As a pastor soon finds when placed in a multiple parish pastoring situation, each parish has its own culture, that is, its own history, traditions, religious practices, operating norms and celebrations. Each works off a different set of assumptions about how resources are allocated, decisions are made, and administrative practices are handled. Who can write checks? Who holds keys to the parish? Who has a budget? Pastors must understand the assumptions and practices of each setting and learn how to operate in each setting. Standardization of practices is ideal, but may take time and meet with resistance. Appeals to tradition –”we have always done it this way”– abound.
In addition to navigating multiple cultures, the pastor is saddled with multiple consultative groups – that is, multiple parish pastoral councils and finance councils. This may mean multiple sets of meetings in different locales and double the work. Time management is a skill these pastors must cultivate. I know of a pastor who has been creative in addressing the logistics of multiple meeting by scheduling them all on the same night at the same time in the same location and roaming back and forth between them. It is not ideal, but it works for him. Bringing the multiple parish councils together into one consultative body might be ideal from the pastor’s perspective, but may take time to develop the requisite relational capacity between the groups to work together effectively.
Another challenge is where the pastor resides among the multiple parish sites. The site where the pastor resides assumes a place of prominence in the minds of parishioners. Parishioners from this site are seen as having greater access to the pastor, and subsequently greater influence over pastoral decisions. Those from the other sites feel more vulnerable to closing or consolidation in the future. The pastor must go above and beyond to demonstrate his care and devotion to the non-residential sites – an effort which often proves futile.

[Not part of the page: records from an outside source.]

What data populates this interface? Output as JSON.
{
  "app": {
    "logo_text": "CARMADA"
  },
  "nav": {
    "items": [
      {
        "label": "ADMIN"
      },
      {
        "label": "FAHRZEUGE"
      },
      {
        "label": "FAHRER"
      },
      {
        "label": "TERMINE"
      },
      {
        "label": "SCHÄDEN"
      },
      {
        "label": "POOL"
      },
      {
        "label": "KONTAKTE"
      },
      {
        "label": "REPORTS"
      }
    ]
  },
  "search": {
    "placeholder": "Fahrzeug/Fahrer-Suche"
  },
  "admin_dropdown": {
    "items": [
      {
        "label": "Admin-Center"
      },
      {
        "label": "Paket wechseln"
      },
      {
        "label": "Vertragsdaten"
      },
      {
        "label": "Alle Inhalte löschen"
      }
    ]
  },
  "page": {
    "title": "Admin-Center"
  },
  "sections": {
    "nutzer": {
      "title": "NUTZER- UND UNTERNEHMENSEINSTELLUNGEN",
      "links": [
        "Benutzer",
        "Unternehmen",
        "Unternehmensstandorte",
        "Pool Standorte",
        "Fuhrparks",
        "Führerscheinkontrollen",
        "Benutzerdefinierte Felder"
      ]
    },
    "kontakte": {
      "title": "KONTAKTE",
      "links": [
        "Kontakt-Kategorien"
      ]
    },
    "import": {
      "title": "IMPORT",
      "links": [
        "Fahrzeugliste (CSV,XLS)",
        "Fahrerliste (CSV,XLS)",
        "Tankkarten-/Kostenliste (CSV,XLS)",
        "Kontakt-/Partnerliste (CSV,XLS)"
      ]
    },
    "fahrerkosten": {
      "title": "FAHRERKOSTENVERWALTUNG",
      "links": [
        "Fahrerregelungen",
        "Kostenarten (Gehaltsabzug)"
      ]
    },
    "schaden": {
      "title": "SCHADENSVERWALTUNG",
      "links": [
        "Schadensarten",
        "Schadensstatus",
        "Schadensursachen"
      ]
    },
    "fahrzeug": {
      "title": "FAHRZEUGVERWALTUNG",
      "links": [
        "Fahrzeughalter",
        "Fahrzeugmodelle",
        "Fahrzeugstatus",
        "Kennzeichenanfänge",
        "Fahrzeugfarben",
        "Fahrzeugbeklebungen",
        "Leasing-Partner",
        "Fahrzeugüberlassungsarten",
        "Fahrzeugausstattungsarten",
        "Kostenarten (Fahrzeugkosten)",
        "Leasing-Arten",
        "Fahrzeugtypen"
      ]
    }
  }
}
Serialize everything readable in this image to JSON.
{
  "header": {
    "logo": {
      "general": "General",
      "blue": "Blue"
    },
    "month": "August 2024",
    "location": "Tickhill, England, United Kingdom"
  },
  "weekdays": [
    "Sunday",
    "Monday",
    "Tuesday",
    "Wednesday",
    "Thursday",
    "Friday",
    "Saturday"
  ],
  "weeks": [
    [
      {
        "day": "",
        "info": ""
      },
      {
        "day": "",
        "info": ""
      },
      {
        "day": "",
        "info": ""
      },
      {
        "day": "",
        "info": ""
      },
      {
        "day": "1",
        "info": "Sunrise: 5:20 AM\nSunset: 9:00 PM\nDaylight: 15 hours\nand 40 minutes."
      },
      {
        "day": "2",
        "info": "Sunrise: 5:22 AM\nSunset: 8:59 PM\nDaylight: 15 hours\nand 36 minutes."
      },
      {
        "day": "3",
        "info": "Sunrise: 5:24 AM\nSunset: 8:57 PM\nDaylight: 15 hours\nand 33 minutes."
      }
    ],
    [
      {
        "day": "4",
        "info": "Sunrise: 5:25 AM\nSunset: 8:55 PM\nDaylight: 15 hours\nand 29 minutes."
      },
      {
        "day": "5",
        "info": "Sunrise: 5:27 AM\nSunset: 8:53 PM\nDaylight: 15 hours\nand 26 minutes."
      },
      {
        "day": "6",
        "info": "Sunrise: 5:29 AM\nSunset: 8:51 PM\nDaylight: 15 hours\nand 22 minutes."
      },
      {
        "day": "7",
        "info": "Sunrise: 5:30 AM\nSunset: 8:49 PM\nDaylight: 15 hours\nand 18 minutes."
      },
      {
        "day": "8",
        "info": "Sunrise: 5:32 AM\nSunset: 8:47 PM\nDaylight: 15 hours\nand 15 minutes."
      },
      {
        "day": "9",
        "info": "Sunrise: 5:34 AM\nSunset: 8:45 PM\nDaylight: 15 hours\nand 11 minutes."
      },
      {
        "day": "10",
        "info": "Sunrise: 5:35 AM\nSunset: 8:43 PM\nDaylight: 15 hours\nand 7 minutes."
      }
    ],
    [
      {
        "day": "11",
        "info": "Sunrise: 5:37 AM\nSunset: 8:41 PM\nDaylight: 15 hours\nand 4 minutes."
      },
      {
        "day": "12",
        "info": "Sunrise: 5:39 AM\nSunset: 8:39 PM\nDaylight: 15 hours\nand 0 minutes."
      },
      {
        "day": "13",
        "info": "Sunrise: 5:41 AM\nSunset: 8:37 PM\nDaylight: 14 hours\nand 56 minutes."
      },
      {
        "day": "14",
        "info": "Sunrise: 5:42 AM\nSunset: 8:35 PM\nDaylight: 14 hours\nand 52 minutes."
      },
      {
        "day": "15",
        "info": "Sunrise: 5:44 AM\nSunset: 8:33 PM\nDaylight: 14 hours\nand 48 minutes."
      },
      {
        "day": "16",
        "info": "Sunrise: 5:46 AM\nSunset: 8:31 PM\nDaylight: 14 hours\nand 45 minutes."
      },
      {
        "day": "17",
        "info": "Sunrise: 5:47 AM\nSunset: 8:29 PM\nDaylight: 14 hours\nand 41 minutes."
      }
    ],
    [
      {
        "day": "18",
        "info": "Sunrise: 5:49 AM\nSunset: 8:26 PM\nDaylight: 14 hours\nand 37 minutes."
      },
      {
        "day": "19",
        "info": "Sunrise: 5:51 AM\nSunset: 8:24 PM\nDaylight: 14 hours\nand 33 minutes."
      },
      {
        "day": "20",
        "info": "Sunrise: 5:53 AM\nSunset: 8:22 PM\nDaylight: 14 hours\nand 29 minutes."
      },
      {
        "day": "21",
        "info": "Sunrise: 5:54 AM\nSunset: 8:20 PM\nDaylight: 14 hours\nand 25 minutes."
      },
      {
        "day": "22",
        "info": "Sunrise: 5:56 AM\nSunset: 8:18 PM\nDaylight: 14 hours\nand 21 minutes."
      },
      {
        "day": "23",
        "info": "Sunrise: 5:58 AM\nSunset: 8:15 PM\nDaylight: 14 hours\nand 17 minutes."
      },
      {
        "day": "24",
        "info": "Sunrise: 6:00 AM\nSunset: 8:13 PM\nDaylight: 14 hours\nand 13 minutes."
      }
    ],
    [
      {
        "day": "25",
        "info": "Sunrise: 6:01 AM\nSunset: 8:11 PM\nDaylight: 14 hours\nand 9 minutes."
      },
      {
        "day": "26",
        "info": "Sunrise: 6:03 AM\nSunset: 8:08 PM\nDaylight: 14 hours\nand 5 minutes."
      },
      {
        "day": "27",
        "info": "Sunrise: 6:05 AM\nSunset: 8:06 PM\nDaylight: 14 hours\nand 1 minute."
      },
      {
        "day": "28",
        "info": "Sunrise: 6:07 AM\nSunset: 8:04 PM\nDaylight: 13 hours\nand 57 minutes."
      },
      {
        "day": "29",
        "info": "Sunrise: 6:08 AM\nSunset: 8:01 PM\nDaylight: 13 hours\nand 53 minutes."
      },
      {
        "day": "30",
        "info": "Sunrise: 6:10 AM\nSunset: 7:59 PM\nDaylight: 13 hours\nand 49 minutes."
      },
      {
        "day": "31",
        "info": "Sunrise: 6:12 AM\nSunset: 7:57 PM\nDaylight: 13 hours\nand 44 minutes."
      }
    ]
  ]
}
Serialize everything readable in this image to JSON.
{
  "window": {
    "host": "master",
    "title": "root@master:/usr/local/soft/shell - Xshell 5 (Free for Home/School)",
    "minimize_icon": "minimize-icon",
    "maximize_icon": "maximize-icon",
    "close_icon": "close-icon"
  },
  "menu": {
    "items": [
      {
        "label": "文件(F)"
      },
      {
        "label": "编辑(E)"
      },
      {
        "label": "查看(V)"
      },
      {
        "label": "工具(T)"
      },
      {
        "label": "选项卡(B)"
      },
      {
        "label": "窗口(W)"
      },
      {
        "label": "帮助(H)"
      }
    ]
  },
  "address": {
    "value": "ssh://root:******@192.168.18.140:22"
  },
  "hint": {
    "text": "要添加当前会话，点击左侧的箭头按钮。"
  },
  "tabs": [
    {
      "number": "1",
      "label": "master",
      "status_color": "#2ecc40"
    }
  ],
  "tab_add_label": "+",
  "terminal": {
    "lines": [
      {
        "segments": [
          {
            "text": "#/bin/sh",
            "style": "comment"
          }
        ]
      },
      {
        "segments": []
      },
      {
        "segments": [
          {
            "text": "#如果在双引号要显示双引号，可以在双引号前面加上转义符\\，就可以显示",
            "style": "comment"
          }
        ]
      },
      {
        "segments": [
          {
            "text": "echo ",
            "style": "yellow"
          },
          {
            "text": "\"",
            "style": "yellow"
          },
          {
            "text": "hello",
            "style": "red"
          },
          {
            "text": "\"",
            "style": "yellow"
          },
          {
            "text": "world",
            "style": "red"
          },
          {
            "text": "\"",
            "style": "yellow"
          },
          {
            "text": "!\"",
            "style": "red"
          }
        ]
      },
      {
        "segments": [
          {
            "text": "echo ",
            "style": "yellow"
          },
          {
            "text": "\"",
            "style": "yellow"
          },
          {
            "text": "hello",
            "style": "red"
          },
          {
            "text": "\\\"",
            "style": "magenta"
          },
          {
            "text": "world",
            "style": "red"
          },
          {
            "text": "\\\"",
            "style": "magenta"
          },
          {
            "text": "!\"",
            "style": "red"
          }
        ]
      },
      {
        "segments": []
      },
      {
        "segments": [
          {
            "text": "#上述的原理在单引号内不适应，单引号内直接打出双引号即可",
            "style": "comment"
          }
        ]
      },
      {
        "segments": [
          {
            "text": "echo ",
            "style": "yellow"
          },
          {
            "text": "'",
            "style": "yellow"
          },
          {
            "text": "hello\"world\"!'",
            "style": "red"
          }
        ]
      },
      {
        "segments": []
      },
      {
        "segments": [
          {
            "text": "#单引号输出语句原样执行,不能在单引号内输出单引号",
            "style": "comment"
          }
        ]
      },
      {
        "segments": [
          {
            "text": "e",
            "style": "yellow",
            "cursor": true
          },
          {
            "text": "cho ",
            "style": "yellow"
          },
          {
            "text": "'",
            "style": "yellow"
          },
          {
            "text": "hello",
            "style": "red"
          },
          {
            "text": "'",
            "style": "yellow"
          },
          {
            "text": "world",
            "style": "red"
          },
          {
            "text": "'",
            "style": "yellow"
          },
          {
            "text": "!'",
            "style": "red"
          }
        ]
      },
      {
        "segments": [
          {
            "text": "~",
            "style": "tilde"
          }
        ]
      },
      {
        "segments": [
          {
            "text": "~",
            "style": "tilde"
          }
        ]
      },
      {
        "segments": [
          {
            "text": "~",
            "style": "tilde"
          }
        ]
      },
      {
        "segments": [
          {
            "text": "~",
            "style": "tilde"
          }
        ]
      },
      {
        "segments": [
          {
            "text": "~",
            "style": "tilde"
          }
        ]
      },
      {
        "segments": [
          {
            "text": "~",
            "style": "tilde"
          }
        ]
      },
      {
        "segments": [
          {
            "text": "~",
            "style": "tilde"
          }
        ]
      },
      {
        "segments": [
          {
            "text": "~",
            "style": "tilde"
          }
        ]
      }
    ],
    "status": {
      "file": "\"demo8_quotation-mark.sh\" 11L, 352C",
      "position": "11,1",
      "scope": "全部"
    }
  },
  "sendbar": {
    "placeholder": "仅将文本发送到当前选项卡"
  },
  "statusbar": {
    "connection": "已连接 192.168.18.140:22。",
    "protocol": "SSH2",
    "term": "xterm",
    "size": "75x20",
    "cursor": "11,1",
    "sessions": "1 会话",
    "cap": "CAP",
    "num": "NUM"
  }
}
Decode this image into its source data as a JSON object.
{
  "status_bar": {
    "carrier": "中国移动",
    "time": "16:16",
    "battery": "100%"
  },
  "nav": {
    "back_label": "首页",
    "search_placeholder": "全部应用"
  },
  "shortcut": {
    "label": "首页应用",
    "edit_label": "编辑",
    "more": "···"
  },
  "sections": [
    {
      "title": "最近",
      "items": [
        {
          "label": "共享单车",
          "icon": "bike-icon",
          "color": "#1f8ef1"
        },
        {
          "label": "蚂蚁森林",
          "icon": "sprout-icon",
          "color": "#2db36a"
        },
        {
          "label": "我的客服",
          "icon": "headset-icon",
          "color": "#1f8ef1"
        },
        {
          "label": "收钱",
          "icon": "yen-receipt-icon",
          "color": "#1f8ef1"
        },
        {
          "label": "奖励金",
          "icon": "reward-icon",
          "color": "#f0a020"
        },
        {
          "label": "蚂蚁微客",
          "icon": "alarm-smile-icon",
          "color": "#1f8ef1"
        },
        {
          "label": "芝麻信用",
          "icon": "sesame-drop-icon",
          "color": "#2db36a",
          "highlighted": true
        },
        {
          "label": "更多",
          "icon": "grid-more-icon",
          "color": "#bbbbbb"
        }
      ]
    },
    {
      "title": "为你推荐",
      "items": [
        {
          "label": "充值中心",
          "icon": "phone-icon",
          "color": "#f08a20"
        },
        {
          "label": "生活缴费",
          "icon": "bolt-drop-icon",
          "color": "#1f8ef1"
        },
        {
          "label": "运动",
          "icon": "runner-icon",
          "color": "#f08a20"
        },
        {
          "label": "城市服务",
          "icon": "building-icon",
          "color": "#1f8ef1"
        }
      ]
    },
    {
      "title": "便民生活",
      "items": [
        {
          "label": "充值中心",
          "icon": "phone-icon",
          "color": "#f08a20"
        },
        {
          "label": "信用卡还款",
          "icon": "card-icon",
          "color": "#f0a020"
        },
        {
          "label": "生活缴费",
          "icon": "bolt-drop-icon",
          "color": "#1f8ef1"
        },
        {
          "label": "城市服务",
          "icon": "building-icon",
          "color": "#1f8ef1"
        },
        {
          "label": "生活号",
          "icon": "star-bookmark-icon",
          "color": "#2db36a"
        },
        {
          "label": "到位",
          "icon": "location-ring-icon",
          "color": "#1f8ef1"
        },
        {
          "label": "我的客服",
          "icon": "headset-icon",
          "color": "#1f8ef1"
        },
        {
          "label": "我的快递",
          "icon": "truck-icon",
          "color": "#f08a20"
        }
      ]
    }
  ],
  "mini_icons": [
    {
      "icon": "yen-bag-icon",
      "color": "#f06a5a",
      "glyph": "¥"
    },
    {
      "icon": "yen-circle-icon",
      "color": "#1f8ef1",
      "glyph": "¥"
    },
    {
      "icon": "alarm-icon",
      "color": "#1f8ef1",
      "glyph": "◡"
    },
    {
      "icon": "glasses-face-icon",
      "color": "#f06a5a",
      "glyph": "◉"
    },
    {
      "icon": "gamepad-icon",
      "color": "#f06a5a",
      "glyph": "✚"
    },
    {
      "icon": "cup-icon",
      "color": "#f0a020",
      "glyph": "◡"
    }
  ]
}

There are a myriad of issues that must be negotiated carefully in a multiple parish staffing situation – more numerous that we can explore here. The point is that with multiple parish pastoring comes greater organizational complexity and a whole new set of pastoral challenges. Greater planning, coordination and attention to relationships is demanded.
I would be interested in hearing comments from others about their experiences with models of multiple parish pastoring. Any wisdom to share? Any areas to avoid? Any best practices to pass along?
 See Sr. Katarina Schuth, O.S.F., Priestly Ministry in Multiple Parishes (Collegeville, Min: Liturgical Press, 2006).